The summary of the disease fund section muddles the guidance even further by proclaiming that “disease funds should be defined in accordance with widely recognized clinical standards and in a manner that covers a broad spectrum of products.”  These “widely recognized clinical standards” are not further defined nor are they mentioned anywhere else in the guidance.   Similarly, the summary proclaims that “disease funds should not be defined for the purpose of limiting the drugs for which the Independent Charity PAP provides assistance.” This very broad statement seems to contradict other sections of the SAB.  For example, it might be interpreted to prohibit a PAP that distributed all available antiviral drugs to needy patients with HIV.

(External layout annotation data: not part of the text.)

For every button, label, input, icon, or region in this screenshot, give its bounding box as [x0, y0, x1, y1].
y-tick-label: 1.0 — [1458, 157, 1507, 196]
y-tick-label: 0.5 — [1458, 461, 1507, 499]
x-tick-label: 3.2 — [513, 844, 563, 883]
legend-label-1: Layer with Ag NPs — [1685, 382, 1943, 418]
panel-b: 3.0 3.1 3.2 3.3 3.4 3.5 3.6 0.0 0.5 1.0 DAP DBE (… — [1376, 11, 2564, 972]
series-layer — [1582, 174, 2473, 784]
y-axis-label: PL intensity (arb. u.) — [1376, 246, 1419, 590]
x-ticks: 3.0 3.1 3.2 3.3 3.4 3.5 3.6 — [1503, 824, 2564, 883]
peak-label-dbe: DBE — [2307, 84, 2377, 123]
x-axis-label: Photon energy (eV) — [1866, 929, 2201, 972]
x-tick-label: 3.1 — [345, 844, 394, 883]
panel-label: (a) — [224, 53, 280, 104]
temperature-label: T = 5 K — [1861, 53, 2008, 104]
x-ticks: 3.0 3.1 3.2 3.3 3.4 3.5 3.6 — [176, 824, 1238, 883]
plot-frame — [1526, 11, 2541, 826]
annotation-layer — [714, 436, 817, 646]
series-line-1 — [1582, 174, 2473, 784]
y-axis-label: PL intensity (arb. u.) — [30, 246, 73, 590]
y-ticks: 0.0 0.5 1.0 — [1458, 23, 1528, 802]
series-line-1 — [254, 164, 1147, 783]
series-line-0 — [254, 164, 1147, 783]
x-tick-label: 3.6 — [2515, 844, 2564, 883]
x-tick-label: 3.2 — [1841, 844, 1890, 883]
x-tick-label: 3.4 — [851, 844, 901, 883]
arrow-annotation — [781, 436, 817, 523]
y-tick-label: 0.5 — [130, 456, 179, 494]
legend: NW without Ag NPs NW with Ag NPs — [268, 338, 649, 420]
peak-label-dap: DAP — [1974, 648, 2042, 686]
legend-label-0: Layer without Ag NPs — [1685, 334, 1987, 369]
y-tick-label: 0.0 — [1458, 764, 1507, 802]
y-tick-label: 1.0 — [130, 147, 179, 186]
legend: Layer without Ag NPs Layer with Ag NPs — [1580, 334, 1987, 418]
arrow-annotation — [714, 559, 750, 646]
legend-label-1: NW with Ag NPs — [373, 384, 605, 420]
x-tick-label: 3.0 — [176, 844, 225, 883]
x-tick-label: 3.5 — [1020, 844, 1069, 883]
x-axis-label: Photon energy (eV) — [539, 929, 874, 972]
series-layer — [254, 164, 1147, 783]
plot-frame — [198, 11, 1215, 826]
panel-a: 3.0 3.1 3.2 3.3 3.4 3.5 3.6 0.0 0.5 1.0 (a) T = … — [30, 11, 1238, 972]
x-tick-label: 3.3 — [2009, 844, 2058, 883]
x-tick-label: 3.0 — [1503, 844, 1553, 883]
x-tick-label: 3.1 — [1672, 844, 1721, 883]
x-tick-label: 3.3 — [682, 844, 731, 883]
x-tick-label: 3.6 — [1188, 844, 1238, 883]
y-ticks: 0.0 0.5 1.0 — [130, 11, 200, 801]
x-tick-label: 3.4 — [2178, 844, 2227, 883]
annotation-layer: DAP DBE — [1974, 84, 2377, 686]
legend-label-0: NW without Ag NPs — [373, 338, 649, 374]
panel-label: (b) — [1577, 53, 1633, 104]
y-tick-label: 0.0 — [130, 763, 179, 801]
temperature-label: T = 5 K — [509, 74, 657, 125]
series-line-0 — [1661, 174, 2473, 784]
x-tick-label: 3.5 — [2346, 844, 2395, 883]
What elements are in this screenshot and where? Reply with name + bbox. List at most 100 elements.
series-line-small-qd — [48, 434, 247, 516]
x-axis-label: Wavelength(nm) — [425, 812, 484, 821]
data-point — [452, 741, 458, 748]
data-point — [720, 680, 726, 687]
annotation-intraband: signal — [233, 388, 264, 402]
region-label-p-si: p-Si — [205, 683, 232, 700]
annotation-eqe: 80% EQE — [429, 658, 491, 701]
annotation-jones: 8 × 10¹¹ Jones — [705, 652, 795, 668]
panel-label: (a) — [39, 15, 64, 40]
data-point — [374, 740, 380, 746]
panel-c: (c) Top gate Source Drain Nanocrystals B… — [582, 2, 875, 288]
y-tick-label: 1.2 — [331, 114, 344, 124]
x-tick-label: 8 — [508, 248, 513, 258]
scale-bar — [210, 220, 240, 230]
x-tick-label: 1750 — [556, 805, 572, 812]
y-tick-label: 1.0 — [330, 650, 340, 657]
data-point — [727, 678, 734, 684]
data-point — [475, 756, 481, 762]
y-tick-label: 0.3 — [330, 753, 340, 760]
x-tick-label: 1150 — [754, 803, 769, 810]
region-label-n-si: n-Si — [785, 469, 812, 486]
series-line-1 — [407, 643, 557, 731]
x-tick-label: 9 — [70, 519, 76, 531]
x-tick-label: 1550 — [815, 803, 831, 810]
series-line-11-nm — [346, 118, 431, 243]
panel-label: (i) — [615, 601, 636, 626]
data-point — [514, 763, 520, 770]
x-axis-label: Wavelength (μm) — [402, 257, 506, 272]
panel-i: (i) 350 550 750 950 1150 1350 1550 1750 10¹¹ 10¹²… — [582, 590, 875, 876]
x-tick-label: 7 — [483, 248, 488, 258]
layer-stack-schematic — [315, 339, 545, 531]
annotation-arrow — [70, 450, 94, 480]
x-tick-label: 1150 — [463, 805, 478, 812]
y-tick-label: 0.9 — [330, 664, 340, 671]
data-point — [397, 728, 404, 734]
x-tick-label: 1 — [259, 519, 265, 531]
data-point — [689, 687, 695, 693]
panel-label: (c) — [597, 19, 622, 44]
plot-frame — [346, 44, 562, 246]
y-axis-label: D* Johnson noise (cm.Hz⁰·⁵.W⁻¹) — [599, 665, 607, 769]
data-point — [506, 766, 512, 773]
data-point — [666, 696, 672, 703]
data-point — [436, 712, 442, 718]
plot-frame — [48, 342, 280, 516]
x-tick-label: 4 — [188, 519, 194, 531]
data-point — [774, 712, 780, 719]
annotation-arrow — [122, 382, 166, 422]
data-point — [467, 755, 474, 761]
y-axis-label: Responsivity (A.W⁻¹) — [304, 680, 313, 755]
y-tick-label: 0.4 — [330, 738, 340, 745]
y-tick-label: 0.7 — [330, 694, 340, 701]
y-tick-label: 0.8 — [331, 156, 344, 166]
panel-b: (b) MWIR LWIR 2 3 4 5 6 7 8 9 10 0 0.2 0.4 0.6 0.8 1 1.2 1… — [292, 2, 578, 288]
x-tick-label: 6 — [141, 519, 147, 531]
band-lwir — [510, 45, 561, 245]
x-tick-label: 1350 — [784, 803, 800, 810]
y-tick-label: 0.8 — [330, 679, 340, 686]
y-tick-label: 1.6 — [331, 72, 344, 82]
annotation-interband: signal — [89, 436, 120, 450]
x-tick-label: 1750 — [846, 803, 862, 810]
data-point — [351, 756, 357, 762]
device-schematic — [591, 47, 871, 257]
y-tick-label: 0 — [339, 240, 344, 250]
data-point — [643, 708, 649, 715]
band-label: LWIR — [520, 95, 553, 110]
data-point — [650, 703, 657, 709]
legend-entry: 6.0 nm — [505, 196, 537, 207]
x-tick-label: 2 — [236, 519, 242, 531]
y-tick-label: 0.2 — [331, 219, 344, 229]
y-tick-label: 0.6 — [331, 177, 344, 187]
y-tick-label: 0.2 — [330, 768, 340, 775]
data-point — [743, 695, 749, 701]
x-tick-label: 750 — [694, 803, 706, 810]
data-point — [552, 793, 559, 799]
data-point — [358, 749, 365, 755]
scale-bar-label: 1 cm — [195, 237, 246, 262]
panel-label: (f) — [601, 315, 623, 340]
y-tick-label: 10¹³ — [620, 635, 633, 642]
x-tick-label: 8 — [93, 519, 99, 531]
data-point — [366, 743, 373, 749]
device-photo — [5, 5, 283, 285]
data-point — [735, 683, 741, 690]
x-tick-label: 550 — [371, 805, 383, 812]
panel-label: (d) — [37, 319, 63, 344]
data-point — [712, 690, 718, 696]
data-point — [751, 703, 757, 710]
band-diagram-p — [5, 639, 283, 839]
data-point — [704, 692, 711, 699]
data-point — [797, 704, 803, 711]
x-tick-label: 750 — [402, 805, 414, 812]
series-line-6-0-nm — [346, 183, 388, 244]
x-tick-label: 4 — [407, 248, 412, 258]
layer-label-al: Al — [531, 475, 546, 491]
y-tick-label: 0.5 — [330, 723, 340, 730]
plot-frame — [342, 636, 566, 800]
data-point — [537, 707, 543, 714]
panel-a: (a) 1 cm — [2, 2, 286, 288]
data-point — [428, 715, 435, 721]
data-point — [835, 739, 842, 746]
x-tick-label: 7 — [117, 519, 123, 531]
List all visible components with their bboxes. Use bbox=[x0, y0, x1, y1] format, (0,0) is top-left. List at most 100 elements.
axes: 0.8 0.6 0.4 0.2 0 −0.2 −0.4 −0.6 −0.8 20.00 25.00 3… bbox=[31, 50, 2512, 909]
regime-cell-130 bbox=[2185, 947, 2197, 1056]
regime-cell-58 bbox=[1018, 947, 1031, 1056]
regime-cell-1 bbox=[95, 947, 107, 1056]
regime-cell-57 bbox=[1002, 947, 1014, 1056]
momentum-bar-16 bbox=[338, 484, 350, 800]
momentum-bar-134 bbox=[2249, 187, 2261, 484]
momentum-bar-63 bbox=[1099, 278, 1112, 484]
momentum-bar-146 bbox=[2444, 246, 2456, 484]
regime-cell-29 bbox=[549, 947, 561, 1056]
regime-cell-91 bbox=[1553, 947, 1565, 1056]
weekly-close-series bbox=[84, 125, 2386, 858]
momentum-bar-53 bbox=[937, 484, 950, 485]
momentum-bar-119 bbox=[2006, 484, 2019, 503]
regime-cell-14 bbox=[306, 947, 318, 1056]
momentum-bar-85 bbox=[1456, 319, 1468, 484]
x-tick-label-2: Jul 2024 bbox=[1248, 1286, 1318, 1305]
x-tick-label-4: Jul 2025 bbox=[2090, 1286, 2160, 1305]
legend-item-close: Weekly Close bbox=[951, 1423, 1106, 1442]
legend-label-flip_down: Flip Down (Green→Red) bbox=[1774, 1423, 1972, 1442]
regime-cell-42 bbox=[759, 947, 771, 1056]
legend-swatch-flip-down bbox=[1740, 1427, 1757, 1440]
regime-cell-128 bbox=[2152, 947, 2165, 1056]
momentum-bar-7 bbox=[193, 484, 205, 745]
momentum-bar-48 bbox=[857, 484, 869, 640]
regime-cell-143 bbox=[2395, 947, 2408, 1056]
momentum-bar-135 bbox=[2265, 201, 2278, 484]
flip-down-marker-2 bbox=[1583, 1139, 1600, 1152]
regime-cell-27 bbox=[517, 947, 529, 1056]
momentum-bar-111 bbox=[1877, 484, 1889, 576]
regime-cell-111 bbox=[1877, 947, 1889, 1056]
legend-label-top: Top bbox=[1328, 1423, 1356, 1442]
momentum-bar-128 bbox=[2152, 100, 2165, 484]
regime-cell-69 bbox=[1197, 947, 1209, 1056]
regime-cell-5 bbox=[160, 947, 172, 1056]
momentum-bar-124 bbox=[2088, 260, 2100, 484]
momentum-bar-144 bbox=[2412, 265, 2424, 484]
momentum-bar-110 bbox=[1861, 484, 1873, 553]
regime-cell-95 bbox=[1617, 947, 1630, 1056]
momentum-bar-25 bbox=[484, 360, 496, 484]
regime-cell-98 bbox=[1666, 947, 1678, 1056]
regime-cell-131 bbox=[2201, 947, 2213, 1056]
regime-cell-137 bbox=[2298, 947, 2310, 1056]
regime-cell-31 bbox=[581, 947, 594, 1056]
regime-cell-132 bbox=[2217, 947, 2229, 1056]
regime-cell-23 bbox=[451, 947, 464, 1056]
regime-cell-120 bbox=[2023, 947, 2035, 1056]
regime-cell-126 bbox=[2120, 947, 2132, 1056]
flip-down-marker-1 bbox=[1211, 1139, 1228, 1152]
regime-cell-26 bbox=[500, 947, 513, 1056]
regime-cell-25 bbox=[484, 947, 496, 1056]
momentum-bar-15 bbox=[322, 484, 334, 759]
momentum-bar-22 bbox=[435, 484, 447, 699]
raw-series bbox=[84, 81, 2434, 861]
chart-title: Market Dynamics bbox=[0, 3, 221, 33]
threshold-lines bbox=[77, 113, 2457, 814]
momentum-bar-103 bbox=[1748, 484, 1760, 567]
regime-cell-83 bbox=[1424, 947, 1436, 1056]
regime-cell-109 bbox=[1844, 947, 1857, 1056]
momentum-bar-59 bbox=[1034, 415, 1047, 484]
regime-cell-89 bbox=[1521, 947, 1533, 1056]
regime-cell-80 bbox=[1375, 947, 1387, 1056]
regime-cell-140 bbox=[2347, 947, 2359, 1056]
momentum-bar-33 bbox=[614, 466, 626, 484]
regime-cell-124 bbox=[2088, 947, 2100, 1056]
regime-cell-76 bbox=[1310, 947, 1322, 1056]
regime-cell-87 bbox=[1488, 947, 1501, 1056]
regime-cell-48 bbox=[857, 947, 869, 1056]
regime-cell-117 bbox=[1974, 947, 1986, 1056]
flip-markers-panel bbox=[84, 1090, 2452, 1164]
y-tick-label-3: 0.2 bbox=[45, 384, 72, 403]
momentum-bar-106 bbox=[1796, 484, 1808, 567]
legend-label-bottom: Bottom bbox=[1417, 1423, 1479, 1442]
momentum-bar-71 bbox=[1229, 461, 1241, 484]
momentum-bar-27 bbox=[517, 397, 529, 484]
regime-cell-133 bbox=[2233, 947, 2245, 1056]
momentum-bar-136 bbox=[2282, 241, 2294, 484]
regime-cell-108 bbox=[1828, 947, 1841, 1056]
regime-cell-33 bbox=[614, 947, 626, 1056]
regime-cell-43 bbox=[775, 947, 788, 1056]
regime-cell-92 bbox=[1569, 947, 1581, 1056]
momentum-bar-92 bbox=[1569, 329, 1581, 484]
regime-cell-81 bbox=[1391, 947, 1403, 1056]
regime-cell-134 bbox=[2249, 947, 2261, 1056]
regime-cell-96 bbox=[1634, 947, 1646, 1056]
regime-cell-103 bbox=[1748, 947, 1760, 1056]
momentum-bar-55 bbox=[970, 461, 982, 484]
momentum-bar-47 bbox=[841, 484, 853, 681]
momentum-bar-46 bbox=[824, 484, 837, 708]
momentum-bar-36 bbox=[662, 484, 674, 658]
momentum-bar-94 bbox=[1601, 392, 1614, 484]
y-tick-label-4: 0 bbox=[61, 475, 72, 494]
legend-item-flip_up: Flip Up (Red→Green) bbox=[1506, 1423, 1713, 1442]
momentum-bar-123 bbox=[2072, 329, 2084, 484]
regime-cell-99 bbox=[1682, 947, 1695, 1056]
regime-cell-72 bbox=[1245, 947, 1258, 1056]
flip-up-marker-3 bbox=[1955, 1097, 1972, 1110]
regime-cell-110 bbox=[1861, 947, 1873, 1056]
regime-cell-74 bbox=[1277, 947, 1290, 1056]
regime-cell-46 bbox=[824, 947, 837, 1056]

As for eligible recipients, the SAB does stand by an earlier advisory opinion that allows PAPs to provide assistance only to Medicare patients.  PAPS are instructed to base eligibility on reasonable, verifiable and uniform measures of financial need that are consistently applied.  OIG does caution, however, that the cost of a particular drug is not an appropriate stand-alone factor in determining financial need and that overly-generous financial need criteria may be suspect. 

The SAB section on donors is more cryptic than the eligible recipients section.  Referencing the certifications that PAPs make when applying for OIG advisory opinions, it states a material fact relied upon by OIG in issuing favorable opinions is that a PAP does not give donors information that allows the donor to correlate the amount or frequency of its donations with the number of patients  or the volume of product dispersed.  Noting that these advisory opinions do not address donor actions, the SAB nevertheless states that “actions by donors to correlate their funding of PAPs with support for their own products… may be indicative of a donor’s intent to channel its financial support to copayments of its own products, which would implicate the anti-kickback statute.”

It is in the concluding section that OIG changes course on some existing advisory opinions.  Repeating that independent charity PAPS are a valuable resource for a needy patients but raise serious issues of fraud, waste and abuse, OIG states that some independent charity PAPS “have received favorable advisory opinions that may include features that are discouraged in this [SAB.]”  OIG volunteers that it is writing to these PAPS to explain how it will work with them and notes that some advisory opinions will need to be modified.  In the interim, the suspect features will be “protected.”   Finally, OIG voices its intent that there should be “no disruption of patient care during this process.” 

While the new SAB might have done a somewhat better job of reducing fear and ignorance, we believe that St. Francis would join us in heartily endorsing this last sentiment regarding the well-being of patients.